Mark Robertson
- Born: 31 December 1984 (age 40) Melrose, Scotland
- Height: 1.86 m (6 ft 1 in)
- Weight: 95 kg (14 st 13 lb)
- School: Earlston High School
- University: Edinburgh University
- Notable relative: Keith Robertson (father)

Rugby union career
- Position: Wing

Amateur team(s)
- Years: Team / Apps / (Points)
- -: Melrose RFC
- –: Central Coast Waves
- –: Terrigal Trojans

Senior career
- Years: Team / Apps / (Points)
- 2006–2007: Border Reivers / 7 / (8)
- 2007–2011: Edinburgh Rugby / 44 / (55)
- 2011–2012: London Scottish / 3 / (0)
- 2015: Glasgow Warriors / 0 / (0)

International career
- Years: Team / Apps / (Points)
- 2006: Scotland Club XV
- –: Scotland A

National sevens team
- Years: Team /  / Comps
- 2012–2017: Scotland 7s /  / 34

Coaching career
- Years: Team
- 2017-: Scottish Rugby Academy (Strength & Conditioning)
- Medal record
Men's rugby sevens
Representing Great Britain
Olympic Games
| Silver medal – second place | 2016 Rio de Janeiro | Team competition |

= Mark Robertson (rugby union) =

Scottish rugby union player

Mark Robertson (born 31 December 1984) is a former Scotland 7s international rugby union player. He is now a Strength and Conditioning Coach for the Scottish Rugby Academy.

==Playing career==

===Amateur career===

Robertson was educated at Earlston High School, and then played for Melrose Wasps; Melrose RFC's under 18 team. He graduated to their XV side and also played 7s for the team.

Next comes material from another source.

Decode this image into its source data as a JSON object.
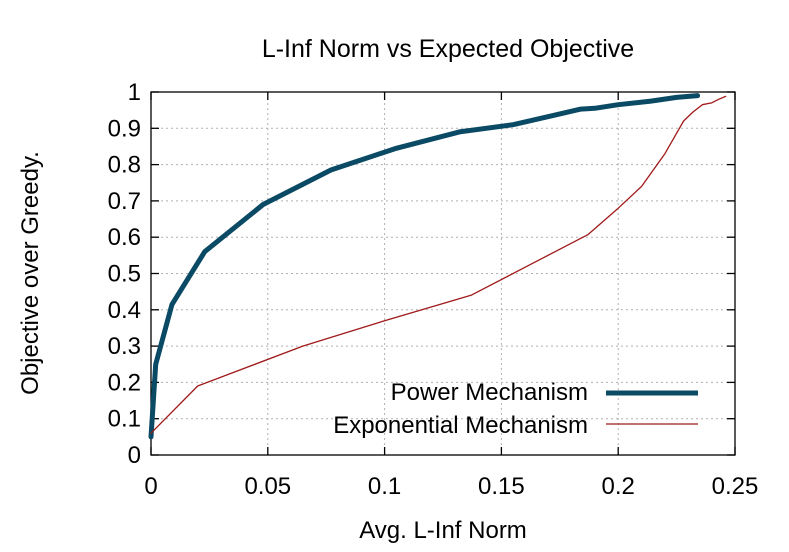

He played for a while in Australia playing for Central Coast and Terrigal.

===Professional career===

He then joined Border Reivers on an apprentice contract in summer 2006, and scored on his debut and later that year received try on the year.

In the summer of 2007 Robertson joined the Edinburgh and progressed to claim a regular place in the Edinburgh side during the 2009/10 season.

A pelvic injury that had flared in his first season with Edinburgh returned with a vengeance in December 2010. He struggled over the next 14 months in the Murrayfield treatment room trying to resolve the persistent injury including a double hernia operation as well as tears in his abdomen that were revealed and allowed to heal. He left Edinburgh Rugby at the end of his contract in May 2011.

In December 2011 he had a four-week trial with London Scottish but did not join the club beyond this.

It was announced on 31 July 2015 that Robertson would be joining the Glasgow Warriors from Scotland 7s to provide cover during the Rugby World Cup in 2015. He played in two matches for the Warriors:- against Clermont and against Canada 'A'.

===International career===

Robertson played for the Scotland Club XV.
He also claimed nine Scotland A caps (scoring tries against Tonga, Ireland and Georgia).
He was in the Scotland squad in 2008 against Canada, He is a member of the east Scotland institute of sport. Robertson trained with the senior Scotland squad during the 2010 Six Nations Championship.

He signed for Scotland sevens and at the time was Scotland sevens' highest try scorer with 17.
He continued to play for Scotland sevens and played in the Dubai Sevens making the semi-finals of the Bowl competition with Scotland before they lost to Argentina, 12–5, on 1 December 2012.
He was later part of the Scotland Sevens squad who won the London Sevens, Scotland's first Cup victory on the World Series. Robertson was rewarded with fine displays in the 2015/16 season, when he received a call-up to Great Britain sevens team for the 2016 Rio Olympics, winning a silver medal.

==Coaching career==

Robertson is now a Strength and Conditioning Coach with the Scottish Rugby Academy. He is assigned to the Borders and East Lothian Academy.

Robertson has recently signed with Clermont Auvergne to become part of the conditioning team with the French T14 team for the 2019-20 season. He will join fellow borderer Neil McIlroy, who has been a member of the ASM coaching staff for the last 13 seasons.

==Family==

His father Keith was capped 44 times for Scotland.